Аминадо, человек иной формации. Но и его насквозь пропитала горечь, едкость — следы того, что пережили мы… «Пили мы Калинкинское пиво, говорит он, ездили на Воробьевы горы и, косясь на городовых, сладострастным шепотом декламировали:

«Им, гагарам, недоступно наслажденье битвой жизни…» Дорогой ценой заплатили мы за диких уток, синих птиц, орлов, кречетов, соколов и воронов, чаек, а наипаче за буревестников! «Был, говорит он,—

Был мужик, а мы: «о, грации!»
Был навоз, а мы — в тимпан!
Так от мелодекламации
Погибают даже нации,
Как бурьян…

Прошлое? «Декламировали», говорит он,—

Пили красное вино
И искали Незнакомок,
Возносились в облака,
Пережевывали стили…

Потом:

Жили, как свиньи, дрожали, как мыши,
Грызлись, как злые, голодные псы,—

И все-таки не бросали прежних навыков, — те из нас, конечно, которым Аминадо адресует свою «Писаную торбу»:

Я не могу желать от генералов,
Чтоб, каждый раз, в пороховом дыму,
Они республиканских идеалов
Являли прелести (кому и почему?).
Когда на смерть уходит полк казацкий,
Могу ль хотеть, чтоб каждый, на коне,
Припоминал, что думал Златовратский
О пользе просвещения в стране,
Чтоб даже лошадь ржала марсельезу,
В кавалерийскую атаку уносясь…
Настоящее? —
Псалмопевцы грядущей республики
И любимцы почтеннейшей публики,
Что ж, теперь вы довольны, не правда ли?
Только тише ходите по улицам,
Не болтайте в трамваях, в кондитерских,
Притворяйтесь бразильцами, чехами,
Но — ни слова о том, что вы русские:
Ибо третьего дня иль четвертого
Мы имели хоть призрак отечества
И за смутную тень полуострова
Нас терпели консьержки с консьержками,
А сегодня…
А сегодня: там, на родине —
Расстреливают щедро и жестоко,
Казнят за «ять» и воспевают труд,
Интеллигенция разучивает Блока
И пишет на машинке Ундервуд —
Здесь же, в Париже,—
Живем, скрипим да медленно седеем,
Плетемся переулками Пасси
И скоро совершенно обалдеем
От способов спасения Руси…
* * *
Тут мы можем жить и ждать,
Не бояться, не дрожать…
Тут жандарм с большим хвостом
И республика притом…
Здесь асфальт, а в нем газон
И на все есть свой резон…
Вишь, как в самое нутро
Ловко всажено метро,
Мчится, лязгает, грызет
И бастует — и везет…

###Сегодня нам остается одно: «будем жить и будем ждать…»

А чего же мы дождемся?
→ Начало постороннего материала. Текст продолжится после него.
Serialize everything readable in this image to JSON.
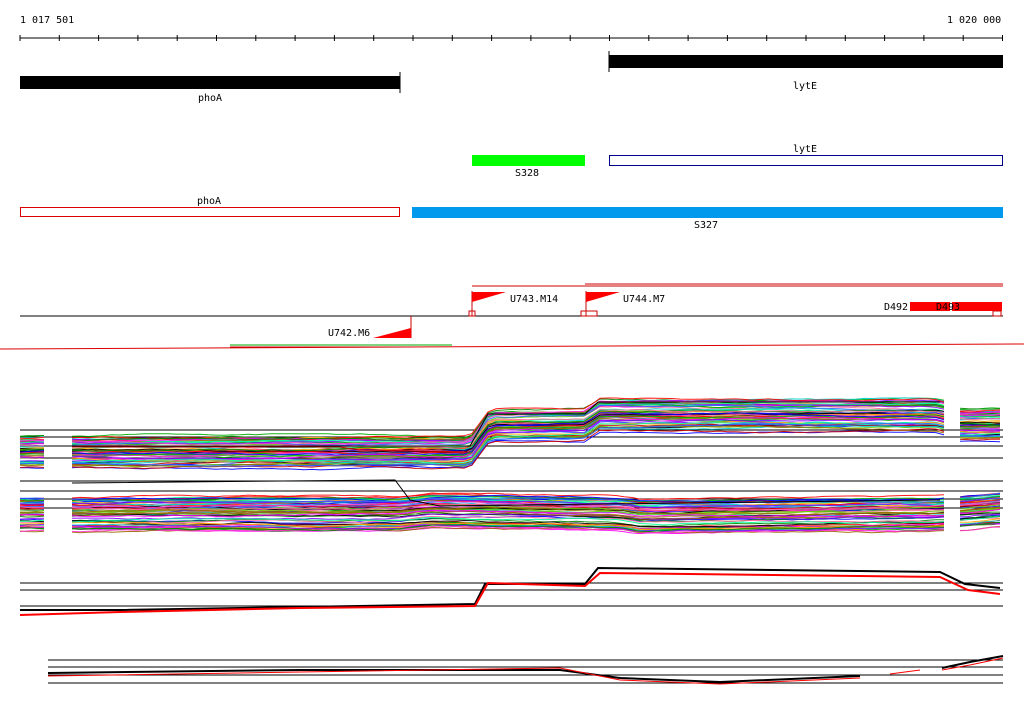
{
  "ruler": {
    "start_label": "1 017 501",
    "end_label": "1 020 000"
  },
  "genes": [
    {
      "id": "phoA-black",
      "label": "phoA",
      "color": "#000000"
    },
    {
      "id": "lytE-black",
      "label": "lytE",
      "color": "#000000"
    }
  ],
  "annotations": [
    {
      "id": "S328",
      "label": "S328",
      "color": "#00ff00"
    },
    {
      "id": "lytE-outline",
      "label": "lytE",
      "color": "#00008b"
    },
    {
      "id": "phoA-outline",
      "label": "phoA",
      "color": "#dd0000"
    },
    {
      "id": "S327",
      "label": "S327",
      "color": "#0099ee"
    }
  ],
  "features": [
    {
      "label": "U743.M14"
    },
    {
      "label": "U744.M7"
    },
    {
      "label": "U742.M6"
    },
    {
      "label": "D492"
    },
    {
      "label": "D493"
    }
  ],
  "colors": {
    "marker": "#ff0000",
    "track_palette": [
      "#ff0000",
      "#00aa00",
      "#0000ff",
      "#ff00ff",
      "#00cccc",
      "#ffaa00",
      "#8800ff",
      "#008800",
      "#ff6699",
      "#996600",
      "#00ff99",
      "#3366ff",
      "#cc0000",
      "#66cc00",
      "#ff33cc",
      "#000000"
    ]
  }
}
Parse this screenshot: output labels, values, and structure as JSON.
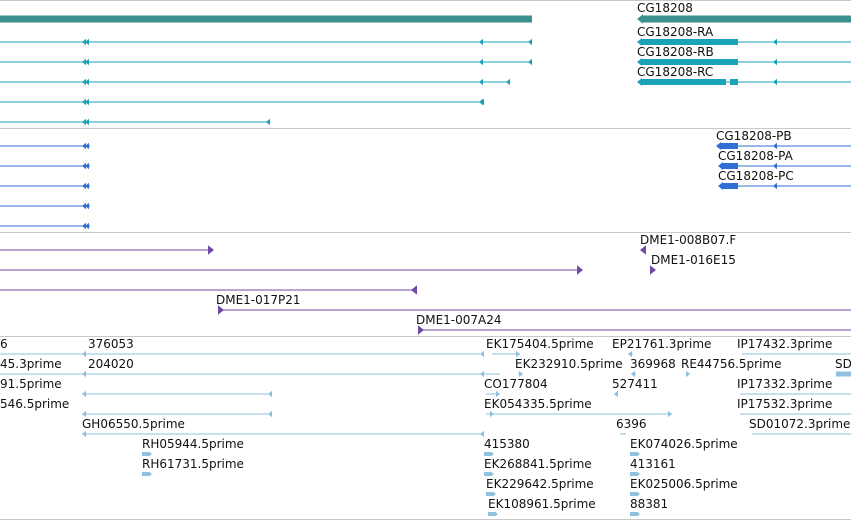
{
  "colors": {
    "teal_gene": "#3a8f8f",
    "teal_transcript": "#1aa3b8",
    "blue_protein": "#2f6fd6",
    "purple_bac": "#6e49a8",
    "lightblue_est": "#8fc0e0",
    "divider": "#c8c8c8"
  },
  "tracks": {
    "gene": {
      "labels": [
        "CG18208"
      ]
    },
    "transcripts": {
      "labels": [
        "CG18208-RA",
        "CG18208-RB",
        "CG18208-RC"
      ]
    },
    "proteins": {
      "labels": [
        "CG18208-PB",
        "CG18208-PA",
        "CG18208-PC"
      ]
    },
    "bac_ends": {
      "labels": [
        "DME1-008B07.F",
        "DME1-016E15",
        "DME1-017P21",
        "DME1-007A24"
      ]
    },
    "ests": {
      "labels": [
        "6",
        "376053",
        "EK175404.5prime",
        "EP21761.3prime",
        "IP17432.3prime",
        "45.3prime",
        "204020",
        "EK232910.5prime",
        "369968",
        "RE44756.5prime",
        "SD",
        "91.5prime",
        "CO177804",
        "527411",
        "IP17332.3prime",
        "546.5prime",
        "EK054335.5prime",
        "IP17532.3prime",
        "GH06550.5prime",
        "6396",
        "SD01072.3prime",
        "RH05944.5prime",
        "415380",
        "EK074026.5prime",
        "RH61731.5prime",
        "EK268841.5prime",
        "413161",
        "EK229642.5prime",
        "EK025006.5prime",
        "EK108961.5prime",
        "88381"
      ]
    }
  }
}
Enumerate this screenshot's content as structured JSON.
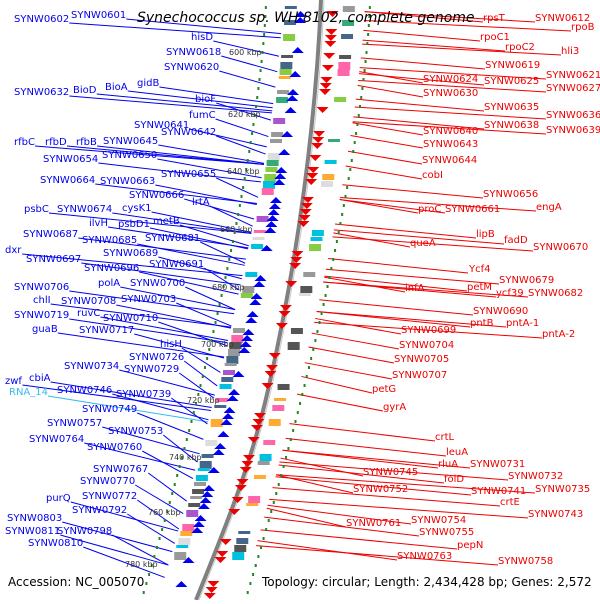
{
  "title": "Synechococcus sp. WH 8102, complete genome",
  "footer": {
    "accession": "Accession: NC_005070",
    "summary": "Topology: circular; Length: 2,434,428 bp; Genes: 2,572"
  },
  "colors": {
    "forward": "#0000ee",
    "reverse": "#ee0000",
    "rna": "#33bbee",
    "backbone": "#808080",
    "tick": "#228822",
    "tick_label": "#333333"
  },
  "tick_labels": [
    "600 kbp",
    "620 kbp",
    "640 kbp",
    "660 kbp",
    "680 kbp",
    "700 kbp",
    "720 kbp",
    "740 kbp",
    "760 kbp",
    "780 kbp"
  ],
  "left_labels": [
    "SYNW0602",
    "SYNW0601",
    "hisD",
    "SYNW0618",
    "SYNW0620",
    "SYNW0632",
    "BioD",
    "BioA",
    "gidB",
    "bioF",
    "fumC",
    "SYNW0641",
    "SYNW0642",
    "rfbC",
    "rfbD",
    "rfbB",
    "SYNW0645",
    "SYNW0654",
    "SYNW0650",
    "SYNW0655",
    "SYNW0664",
    "SYNW0663",
    "SYNW0666",
    "lrtA",
    "psbC",
    "SYNW0674",
    "cysK1",
    "ilvH",
    "psbD1",
    "metB",
    "SYNW0687",
    "SYNW0685",
    "SYNW0681",
    "SYNW0689",
    "dxr",
    "SYNW0697",
    "SYNW0696",
    "SYNW0691",
    "SYNW0706",
    "polA",
    "SYNW0700",
    "chlI",
    "SYNW0708",
    "SYNW0703",
    "SYNW0719",
    "ruvC",
    "SYNW0710",
    "guaB",
    "SYNW0717",
    "hisH",
    "SYNW0726",
    "SYNW0734",
    "SYNW0729",
    "zwf",
    "cbiA",
    "RNA_14",
    "SYNW0746",
    "SYNW0739",
    "SYNW0749",
    "SYNW0757",
    "SYNW0753",
    "SYNW0764",
    "SYNW0760",
    "SYNW0767",
    "SYNW0770",
    "purQ",
    "SYNW0772",
    "SYNW0792",
    "SYNW0803",
    "SYNW0811",
    "SYNW0798",
    "SYNW0810"
  ],
  "right_labels": [
    "rpsT",
    "SYNW0612",
    "rpoB",
    "rpoC1",
    "rpoC2",
    "hli3",
    "SYNW0619",
    "SYNW0624",
    "SYNW0625",
    "SYNW0621",
    "SYNW0627",
    "SYNW0630",
    "SYNW0635",
    "SYNW0636",
    "SYNW0638",
    "SYNW0639",
    "SYNW0640",
    "SYNW0643",
    "SYNW0644",
    "cobI",
    "SYNW0656",
    "proC",
    "SYNW0661",
    "engA",
    "lipB",
    "fadD",
    "SYNW0670",
    "queA",
    "Ycf4",
    "SYNW0679",
    "petM",
    "infA",
    "ycf39",
    "SYNW0682",
    "SYNW0690",
    "pntB",
    "pntA-1",
    "pntA-2",
    "SYNW0699",
    "SYNW0704",
    "SYNW0705",
    "SYNW0707",
    "petG",
    "gyrA",
    "crtL",
    "leuA",
    "SYNW0731",
    "rluA",
    "SYNW0732",
    "SYNW0745",
    "folD",
    "SYNW0741",
    "SYNW0735",
    "SYNW0752",
    "crtE",
    "SYNW0743",
    "SYNW0754",
    "SYNW0755",
    "SYNW0761",
    "pepN",
    "SYNW0763",
    "SYNW0758"
  ]
}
Аминадо и насчет будущего улыбается очень едко и горько: опять, опять —

Вокруг оси опишет новый круг
История, бездарная, как бублик,
И вновь на линии Вапнярка-Кременчуг
Возникнет до семнадцати республик,
И чье-то право обрести в борьбе
Конгресс Труда попробует в Одессе… —
Тогда, о Господи, возьми меня к Себе,
Чтоб мне не быть на трудовом конгрессе!